Opiate neuropharmacology is incredibly complex, as shagnasty and others have already pointed out. I actually studied it for a few months under Sol Snyder, the Guru of Opiates, years ago and learned a bit. And it’s gotten more complex since then!
Basically, you got your kappa, lambda, and mu opiate receptors. Each opiate molecule has different affinities for these receptors, and one type may block one type of receptor while activating another, while ignoring the third, or some other permutation. Effect of the drug varies depending on what it’s doing simultaneously at each receptor site, how long it’s bonded there, and whether or not it’s bonded strongly enough to prevent other opiates from bonding there.
Then you got your opiates which need to be metabolized before they cross the blood-brain barrier, or after they cross, or both, or neither.
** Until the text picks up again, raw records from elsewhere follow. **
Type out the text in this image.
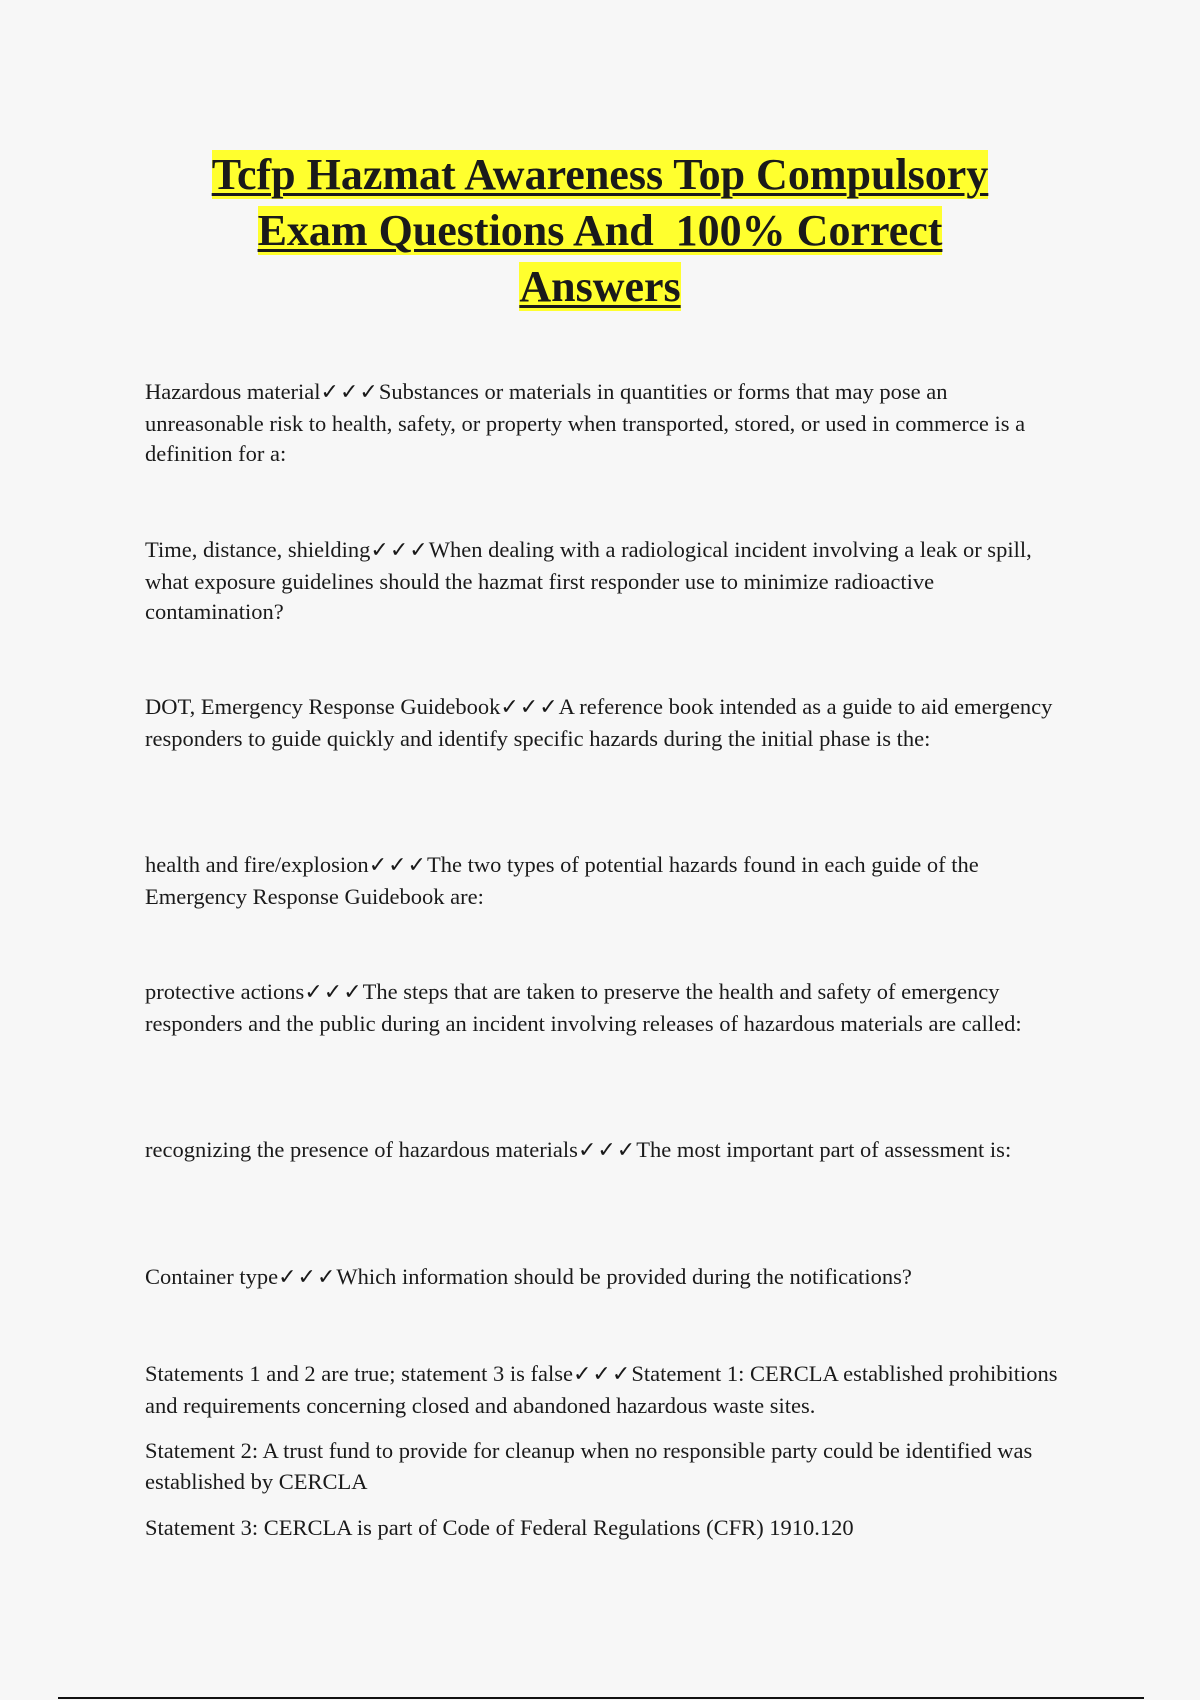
Tcfp Hazmat Awareness Top Compulsory
Exam Questions And  100% Correct
Answers

Hazardous material✓✓✓Substances or materials in quantities or forms that may pose an unreasonable risk to health, safety, or property when transported, stored, or used in commerce is a definition for a:

Time, distance, shielding✓✓✓When dealing with a radiological incident involving a leak or spill, what exposure guidelines should the hazmat first responder use to minimize radioactive contamination?

DOT, Emergency Response Guidebook✓✓✓A reference book intended as a guide to aid emergency responders to guide quickly and identify specific hazards during the initial phase is the:

health and fire/explosion✓✓✓The two types of potential hazards found in each guide of the Emergency Response Guidebook are:

protective actions✓✓✓The steps that are taken to preserve the health and safety of emergency responders and the public during an incident involving releases of hazardous materials are called:

recognizing the presence of hazardous materials✓✓✓The most important part of assessment is:

Container type✓✓✓Which information should be provided during the notifications?

Statements 1 and 2 are true; statement 3 is false✓✓✓Statement 1: CERCLA established prohibitions and requirements concerning closed and abandoned hazardous waste sites.

Statement 2: A trust fund to provide for cleanup when no responsible party could be identified was established by CERCLA

Statement 3: CERCLA is part of Code of Federal Regulations (CFR) 1910.120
You have some that cross the barrier in seconds, others may take hours.
Then there’s the opiates that are active as euphoric drugs and pain relievers in their primary form, that get metabolized slowly to another form where they may be more potent, less potent, or even antagonistic to the euphoria and/or the pain response.
Then you have to figure out the route of the drug: Taken in pill or liquid form by mouth, injected into a muscle, injected into a vein, injected just under the skin, inserted rectally, absorbed thru the skin in patch form, or even inhaled, snorted, or used as eye drops. Also injected directly into the central nervous system via a catheter either into or just outside of the spinal canal sac, or infused directly into one of the ventricles of the brain.
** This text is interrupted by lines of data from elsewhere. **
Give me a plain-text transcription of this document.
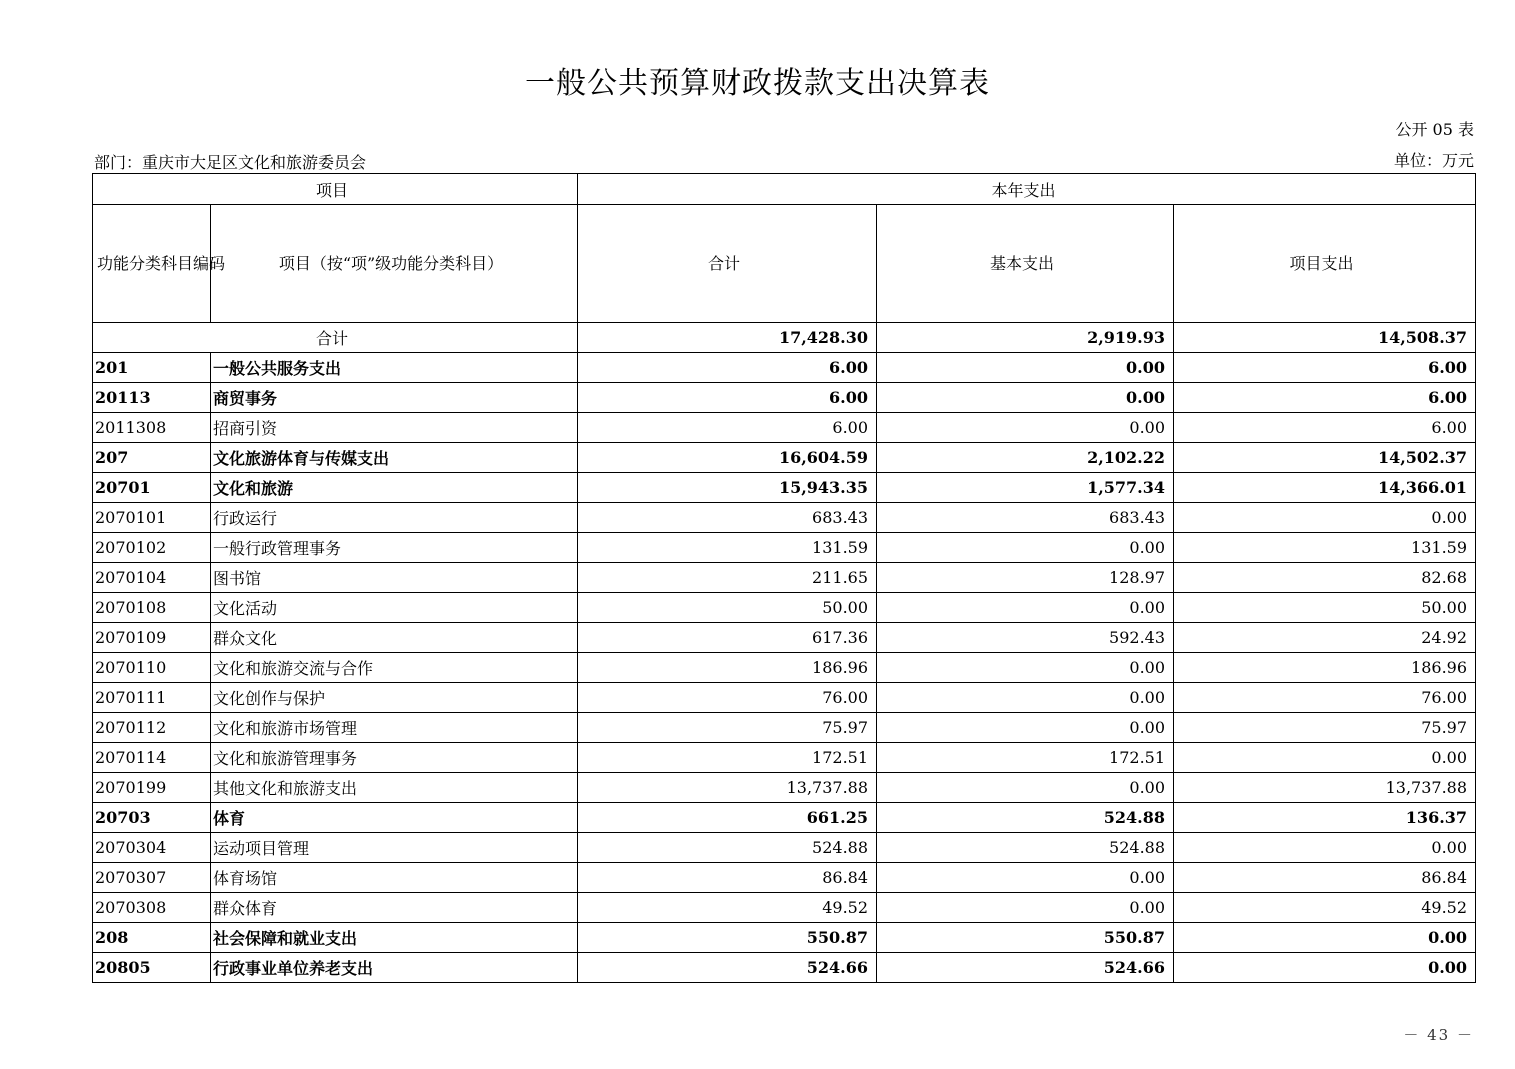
一般公共预算财政拨款支出决算表
公开 05 表
部门：重庆市大足区文化和旅游委员会	单位：万元
项目		本年支出		
功能分类科目编码	项目（按“项”级功能分类科目）	合计	基本支出	项目支出
合计		17,428.30	2,919.93	14,508.37
201	一般公共服务支出	6.00	0.00	6.00
20113	商贸事务	6.00	0.00	6.00
2011308	招商引资	6.00	0.00	6.00
207	文化旅游体育与传媒支出	16,604.59	2,102.22	14,502.37
20701	文化和旅游	15,943.35	1,577.34	14,366.01
2070101	行政运行	683.43	683.43	0.00
2070102	一般行政管理事务	131.59	0.00	131.59
2070104	图书馆	211.65	128.97	82.68
2070108	文化活动	50.00	0.00	50.00
2070109	群众文化	617.36	592.43	24.92
2070110	文化和旅游交流与合作	186.96	0.00	186.96
2070111	文化创作与保护	76.00	0.00	76.00
2070112	文化和旅游市场管理	75.97	0.00	75.97
2070114	文化和旅游管理事务	172.51	172.51	0.00
2070199	其他文化和旅游支出	13,737.88	0.00	13,737.88
20703	体育	661.25	524.88	136.37
2070304	运动项目管理	524.88	524.88	0.00
2070307	体育场馆	86.84	0.00	86.84
2070308	群众体育	49.52	0.00	49.52
208	社会保障和就业支出	550.87	550.87	0.00
20805	行政事业单位养老支出	524.66	524.66	0.00
－ 43 －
Then you should take into account other unrelated drugs that may be in the system at the same time which may either potentiate or diminish the pain-relieving effects of the drug, such as antihistamines, benzodiazepines, stimulants, etc.
All those equivalency tables regarding comparable pain-relieving doses are some rough guidelines based on very subjective reporting by a few handfuls of test patients. Useful as a rough guide in general, but not to be relied on real strongly in any individual situation.
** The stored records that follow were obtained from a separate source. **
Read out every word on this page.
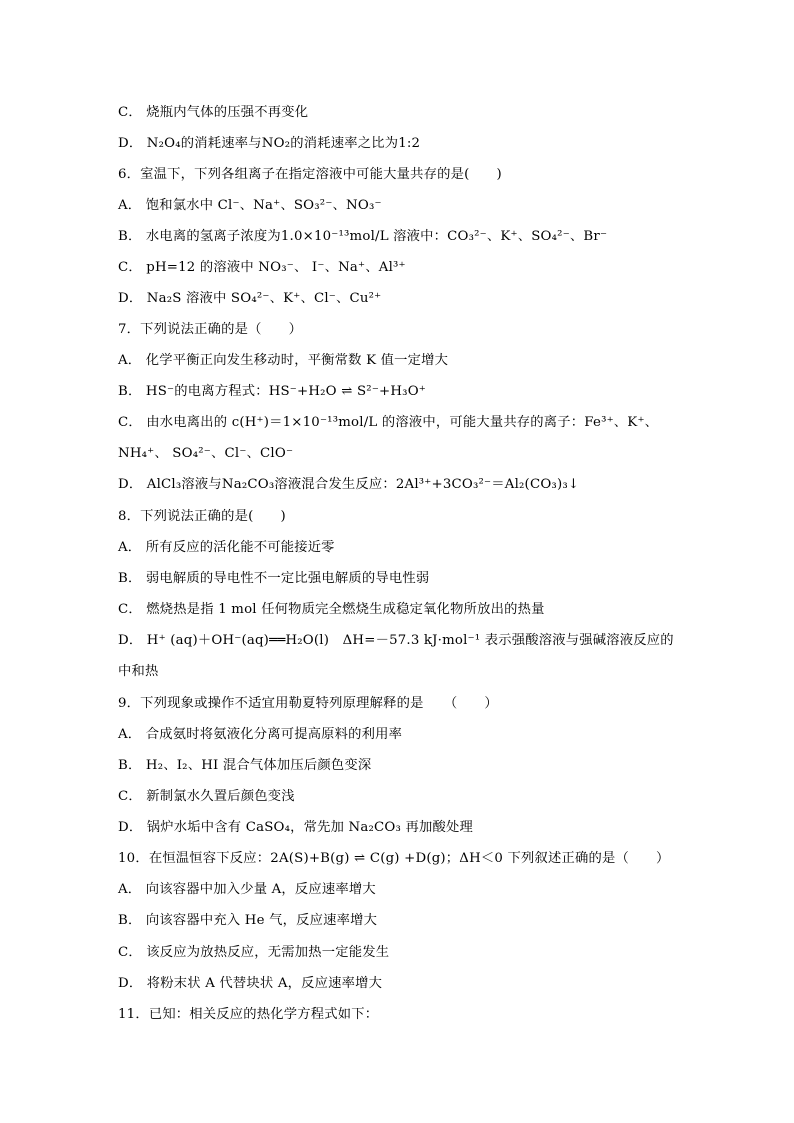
C． 烧瓶内气体的压强不再变化
D． N₂O₄的消耗速率与NO₂的消耗速率之比为1:2
6．室温下，下列各组离子在指定溶液中可能大量共存的是(　　)
A． 饱和氯水中 Cl⁻、Na⁺、SO₃²⁻、NO₃⁻
B． 水电离的氢离子浓度为1.0×10⁻¹³mol/L 溶液中：CO₃²⁻、K⁺、SO₄²⁻、Br⁻
C． pH=12 的溶液中 NO₃⁻、 I⁻、Na⁺、Al³⁺
D． Na₂S 溶液中 SO₄²⁻、K⁺、Cl⁻、Cu²⁺
7．下列说法正确的是（　　）
A． 化学平衡正向发生移动时，平衡常数 K 值一定增大
B． HS⁻的电离方程式：HS⁻+H₂O ⇌ S²⁻+H₃O⁺
C． 由水电离出的 c(H⁺)＝1×10⁻¹³mol/L 的溶液中，可能大量共存的离子：Fe³⁺、K⁺、
NH₄⁺、 SO₄²⁻、Cl⁻、ClO⁻
D． AlCl₃溶液与Na₂CO₃溶液混合发生反应：2Al³⁺+3CO₃²⁻＝Al₂(CO₃)₃↓
8．下列说法正确的是(　　)
A． 所有反应的活化能不可能接近零
B． 弱电解质的导电性不一定比强电解质的导电性弱
C． 燃烧热是指 1 mol 任何物质完全燃烧生成稳定氧化物所放出的热量
D． H⁺ (aq)＋OH⁻(aq)══H₂O(l)　ΔH=－57.3 kJ·mol⁻¹ 表示强酸溶液与强碱溶液反应的
中和热
9．下列现象或操作不适宜用勒夏特列原理解释的是　　（　　）
A． 合成氨时将氨液化分离可提高原料的利用率
B． H₂、I₂、HI 混合气体加压后颜色变深
C． 新制氯水久置后颜色变浅
D． 锅炉水垢中含有 CaSO₄，常先加 Na₂CO₃ 再加酸处理
10．在恒温恒容下反应：2A(S)+B(g) ⇌ C(g) +D(g)；ΔH＜0 下列叙述正确的是（　　）
A． 向该容器中加入少量 A，反应速率增大
B． 向该容器中充入 He 气，反应速率增大
C． 该反应为放热反应，无需加热一定能发生
D． 将粉末状 A 代替块状 A，反应速率增大
11．已知：相关反应的热化学方程式如下：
There’s still a lot to be learned. I always remember that heroin was originally designed and marketed to be a non-addicting substitute for morphine, a good pain relieve but a horrible scourge for the addicted and their families. That didn’t pan out. Then demerol was pitched the same way, and look what happened. The same for the mixed agonists/antagonist drugs like talwin (remember T’s and blues, the poor man’s heroin?), stadol, and nubain. And lately, tramadol (ultram) was pushed as a safe alternative to narcotic pain killers. Well, it ain’t.